Mothers’ Union and the Church of Ireland must be a voice of hope in difficult times. This was the message to members of Dublin & Glendalough Mothers’ Union heard at their annual Diocesan Festival Service in Christ Church Bray last Thursday evening (September 10). The Rector, the Revd Baden Stanley, said that now more than ever, the Church of Ireland and the wider community needed the family supports offered by Mothers’ Union. But he said both the Church and Mothers’ Union may have to change how they engage with people.

‘Be a voice of hope in difficult times' – D&G Mothers' Union Service hears
‘Be a voice of hope in difficult times' – D&G Mothers' Union Service hears

Archbishop Michael Jackson presided at the service which was attended by representatives from across Dublin & Glendalough. While the size of the congregation was restricted, the service was recorded and is available to watch on the Dublin and Glendalough Mothers’ Union YouTube channel here: https://youtu.be/QVd3fKyrrSg 

The Diocesan President, Karen Nelson, read the Epistle and during the service three trustees were commissioned. Rachel Devlin was commissioned to the office of Vice President for Fundraising and Communications. Ann Mulligan was commissioned as coordinator for Finance and Central Committees. Rom Olusa was commissioned as coordinator for Faith and Policy.

The theme for Mothers’ Union for the coming year is ‘Building Hope and Confidence’. The Rector tied this in with Disestablishment as the Church of Ireland commemorates the 150th anniversary of its disestablishment.

He suggested that the Church of Ireland faces similar challenges now as it did 150 years ago when its status and connection within the State was changed. “I don’t think we can fully grasp the shock felt by the Church of Ireland community when their whole sense of identity was married to being the established church and the connection to the Church of England.

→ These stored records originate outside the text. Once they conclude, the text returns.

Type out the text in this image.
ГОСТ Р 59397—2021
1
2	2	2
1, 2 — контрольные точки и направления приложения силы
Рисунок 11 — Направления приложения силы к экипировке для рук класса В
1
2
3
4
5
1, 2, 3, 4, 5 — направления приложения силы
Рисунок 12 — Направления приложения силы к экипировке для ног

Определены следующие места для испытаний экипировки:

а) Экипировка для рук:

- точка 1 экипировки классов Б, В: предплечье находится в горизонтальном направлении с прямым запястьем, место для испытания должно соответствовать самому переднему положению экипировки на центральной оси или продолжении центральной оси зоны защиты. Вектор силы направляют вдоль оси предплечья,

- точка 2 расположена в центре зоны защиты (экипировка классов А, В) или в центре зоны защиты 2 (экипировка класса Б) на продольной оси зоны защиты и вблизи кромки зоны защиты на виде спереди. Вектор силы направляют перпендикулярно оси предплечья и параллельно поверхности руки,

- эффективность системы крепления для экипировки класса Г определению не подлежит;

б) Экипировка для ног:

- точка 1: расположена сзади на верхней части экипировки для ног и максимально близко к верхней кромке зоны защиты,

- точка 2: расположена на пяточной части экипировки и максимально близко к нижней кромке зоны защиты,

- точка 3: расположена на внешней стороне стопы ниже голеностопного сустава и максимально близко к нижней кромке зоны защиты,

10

It had repercussions for years to come,” he commented.

Mr Stanley observed that now members of the Church of Ireland were very comfortable with being disestablished. Part of the reason for this is that we have come to see the benefits of the situation, he said. Growing up in the countryside, he recalled the reticence within the Church of Ireland community. “We didn’t put our heads above the parapet,” he said. However, he added that over the years they had built hope and confidence and now “we can be a voice of hope in times of difficulty”.

He said he had gained an insight into the passion of Mary Sumner and her clear vision for the need for Mothers’ Union. That movement has grown into itself with bonds and connections across the world.

“I’ve loved watching in recent years Mothers’ Union growing in confidence as we become aware of the calling that is on our lives and our community to nurture and pray for all who are struggling with family life. There has never been a greater need for this. We don’t know if the Church of Ireland is going to be here in this form. Everything is changing under our feet. There is a shift as seismic as Disestablishment. The way that we do and be church is not connected the way it needs to be. It is the same for Mothers’ Union. We need to be creative,” he stated.

He said that what both the Church and Mothers’ Union offered was still needed but as we emerge into a new reality, we are “woefully unprepared”.

“The vision is right but the model may need tweaking,” he explained. “We may need to go back to the drawing board in how we do church, in how we do Mothers’ Union. The world is changing and we lack the ability to bring people closer to God. The example Jesus gave us is one of servant and surrender and therein lie the roots of what we have to offer. What is important is what God does with and alongside people.”